To Go: 64
31. The Dressmaker — Kate Alcott
32. Spin — Catherine McKenzie
33. The Elegance of the Hedgehog — Muriel Barbery
34. Anna Karenina — Leo Tolstoy
35. A Necessary End — Peter Robinson
36. Envy — Sandra Brown
Finished reading: June 25, 2013
As I mentioned in my last post, this summer I’ve been on the look out for new mysteries to read, since I’ve read all the Connelly books. While I was in the bookstore in June I noticed a bunch of Sandra Brown novels, and, having enjoyed her newer books, decided to go back and read her older works. They’re a mix of mystery and romance, usually, which seemed to suit my preferences perfectly. I started with Envy, because the premise immediately hooked me.
In Envy, Maris Matherly Reed, heiress to the Matherly publishing house, is wading through the slush pile when she comes across a tantalizing manuscript from an author who identifies himself only as PME, and leaves no return address, and no phone number. Desperate to meet the writer, she tracks him down to an eerie, ramshackle cotton plantation on a Georgia island. There she meets Parker Evans, the bitter, wheelchair-bound writer whose manuscript, a tale of two young friends and a deadly betrayal, may be closer to reality than fiction, and has a connection to Maris’s own life.
In theory, the plot for Envy was a fantastic idea. A story of deception, revenge and, of course, writing, it had all the hallmarks of a brilliant novel. In practice, the execution was severely lacking. It was likely because the characters of Envy were templates instead of real, fleshed out, believable people. It was hard to care about anyone; they were all character sketches that relied heavily on well-played stereotypes.
Maris was the typical hard-working rich girl: she’ll inherit into wealth, but she’s brilliant, dedicated, and determined to earn her success—in short, she has no flaws to speak of. Her father, Daniel, is the shrewd patriarch who sees straight to the heart of people, even when others can’t; her husband, Noah, is the maniacal cackling, scheming villain who has no real motivation other than to be a jerk and to inconvenience Maris. And it’s an indication of poor characterization and somewhat lazy plotting that after reading the novel and ruminating on it for over a month, I still can’t decipher what Noah’s actual character motivations were for his repeated villainy. Parker falls easily into the stereotype of gruff love interest with a secretly romantic heart and good intentions. The only slight difference here—and, admittedly, kudos for diversity, which isn’t often present in romance novels—is that Parker is in a wheelchair.

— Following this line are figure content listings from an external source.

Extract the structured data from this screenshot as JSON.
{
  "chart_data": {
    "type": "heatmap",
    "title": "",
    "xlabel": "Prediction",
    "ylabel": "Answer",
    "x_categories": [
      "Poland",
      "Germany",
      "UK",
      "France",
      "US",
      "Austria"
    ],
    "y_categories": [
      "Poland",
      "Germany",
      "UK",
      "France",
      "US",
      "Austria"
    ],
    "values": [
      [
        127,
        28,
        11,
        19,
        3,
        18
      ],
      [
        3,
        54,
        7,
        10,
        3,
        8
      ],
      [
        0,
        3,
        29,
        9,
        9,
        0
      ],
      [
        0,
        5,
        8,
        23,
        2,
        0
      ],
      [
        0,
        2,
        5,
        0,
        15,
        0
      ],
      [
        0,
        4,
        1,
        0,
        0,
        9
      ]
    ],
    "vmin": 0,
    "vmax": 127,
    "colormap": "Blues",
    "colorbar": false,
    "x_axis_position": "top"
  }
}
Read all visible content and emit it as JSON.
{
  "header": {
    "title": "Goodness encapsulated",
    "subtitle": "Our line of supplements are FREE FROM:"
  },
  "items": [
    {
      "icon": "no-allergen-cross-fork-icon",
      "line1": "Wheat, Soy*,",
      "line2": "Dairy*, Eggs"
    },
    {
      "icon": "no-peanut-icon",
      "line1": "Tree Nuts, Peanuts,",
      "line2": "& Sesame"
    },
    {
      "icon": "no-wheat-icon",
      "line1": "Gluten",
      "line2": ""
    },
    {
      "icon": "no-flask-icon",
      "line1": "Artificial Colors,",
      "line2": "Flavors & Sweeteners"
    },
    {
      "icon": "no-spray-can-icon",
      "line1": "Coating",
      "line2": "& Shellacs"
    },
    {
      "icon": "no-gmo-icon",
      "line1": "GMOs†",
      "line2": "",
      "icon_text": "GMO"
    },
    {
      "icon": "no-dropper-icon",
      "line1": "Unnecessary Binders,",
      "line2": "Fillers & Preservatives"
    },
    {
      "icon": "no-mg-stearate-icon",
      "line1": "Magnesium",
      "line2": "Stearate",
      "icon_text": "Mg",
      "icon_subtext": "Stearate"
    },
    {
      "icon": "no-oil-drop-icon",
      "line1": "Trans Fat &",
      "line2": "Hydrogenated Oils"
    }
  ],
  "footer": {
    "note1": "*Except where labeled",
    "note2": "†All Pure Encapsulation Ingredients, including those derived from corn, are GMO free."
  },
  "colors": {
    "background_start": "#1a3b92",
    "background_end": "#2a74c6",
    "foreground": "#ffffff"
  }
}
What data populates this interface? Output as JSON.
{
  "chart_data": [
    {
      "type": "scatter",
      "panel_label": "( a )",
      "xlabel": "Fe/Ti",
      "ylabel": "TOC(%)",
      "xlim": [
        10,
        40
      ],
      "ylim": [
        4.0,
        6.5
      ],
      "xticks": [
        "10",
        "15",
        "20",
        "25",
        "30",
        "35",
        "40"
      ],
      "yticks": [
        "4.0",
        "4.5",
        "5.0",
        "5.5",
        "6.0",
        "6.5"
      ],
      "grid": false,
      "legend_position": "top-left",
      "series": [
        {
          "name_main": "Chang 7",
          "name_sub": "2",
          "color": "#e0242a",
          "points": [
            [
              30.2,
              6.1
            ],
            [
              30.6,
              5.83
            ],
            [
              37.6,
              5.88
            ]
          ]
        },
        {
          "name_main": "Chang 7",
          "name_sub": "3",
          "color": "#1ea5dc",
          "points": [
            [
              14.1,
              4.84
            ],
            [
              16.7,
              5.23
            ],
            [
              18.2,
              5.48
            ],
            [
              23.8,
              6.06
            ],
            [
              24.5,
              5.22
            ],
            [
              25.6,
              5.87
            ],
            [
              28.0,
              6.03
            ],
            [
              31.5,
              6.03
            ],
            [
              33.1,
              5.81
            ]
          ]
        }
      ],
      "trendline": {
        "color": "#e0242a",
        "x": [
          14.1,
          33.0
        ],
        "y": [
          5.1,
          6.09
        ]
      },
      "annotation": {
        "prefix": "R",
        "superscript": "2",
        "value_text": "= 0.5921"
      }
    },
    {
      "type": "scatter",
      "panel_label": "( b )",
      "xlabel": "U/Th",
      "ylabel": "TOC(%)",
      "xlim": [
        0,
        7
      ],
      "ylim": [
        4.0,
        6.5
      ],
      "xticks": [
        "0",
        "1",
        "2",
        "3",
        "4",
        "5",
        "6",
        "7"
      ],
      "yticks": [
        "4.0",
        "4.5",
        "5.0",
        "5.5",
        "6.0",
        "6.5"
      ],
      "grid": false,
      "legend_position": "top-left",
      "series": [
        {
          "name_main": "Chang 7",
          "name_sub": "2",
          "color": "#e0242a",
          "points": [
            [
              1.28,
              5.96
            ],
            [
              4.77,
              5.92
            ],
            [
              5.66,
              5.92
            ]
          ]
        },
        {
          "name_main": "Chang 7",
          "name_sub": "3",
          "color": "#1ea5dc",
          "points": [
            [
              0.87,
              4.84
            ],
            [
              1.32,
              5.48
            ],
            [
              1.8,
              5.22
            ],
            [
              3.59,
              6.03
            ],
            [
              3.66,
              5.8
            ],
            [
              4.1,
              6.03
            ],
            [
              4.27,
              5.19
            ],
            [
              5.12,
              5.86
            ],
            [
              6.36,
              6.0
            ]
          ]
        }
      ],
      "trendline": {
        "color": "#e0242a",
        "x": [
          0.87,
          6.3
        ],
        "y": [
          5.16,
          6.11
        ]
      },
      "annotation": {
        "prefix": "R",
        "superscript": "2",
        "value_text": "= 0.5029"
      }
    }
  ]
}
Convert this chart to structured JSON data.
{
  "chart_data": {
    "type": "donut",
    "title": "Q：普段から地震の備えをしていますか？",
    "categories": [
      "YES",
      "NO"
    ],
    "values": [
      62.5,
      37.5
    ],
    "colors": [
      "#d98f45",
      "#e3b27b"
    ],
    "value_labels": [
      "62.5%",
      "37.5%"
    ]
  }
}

The events that led to Parker needing to use a wheelchair, which gradually reveal themselves over the course of Envy, are supposed to make him more sympathetic (if you weren’t already swayed to like him by his role as love interest). But it’s hard to sympathize with someone who ruthlessly uses the woman he says he loves, and treats her like a trophy in his years’-long pissing contest with Noah, revealing a lot about the way he views women (hint: Maris isn’t the first woman to get caught between Parker and Noah). Someone like Parker, who already makes advances that sound more like sexual harassment, and is, generally speaking, a revenge-driven cad, is hard to root for. At the end of a romance novel you’re supposed to cheer when the main couple get together, but there was no cheering on my end. Even if she was a cookie-cutter character template, Maris deserves better than Parker. All women deserve better than Parker.
On the plus side, and in an Alanis Morisette-level “ironic” twist, Parker was the novel’s most well-developed character.
I guess you have to take your victories where you can get them.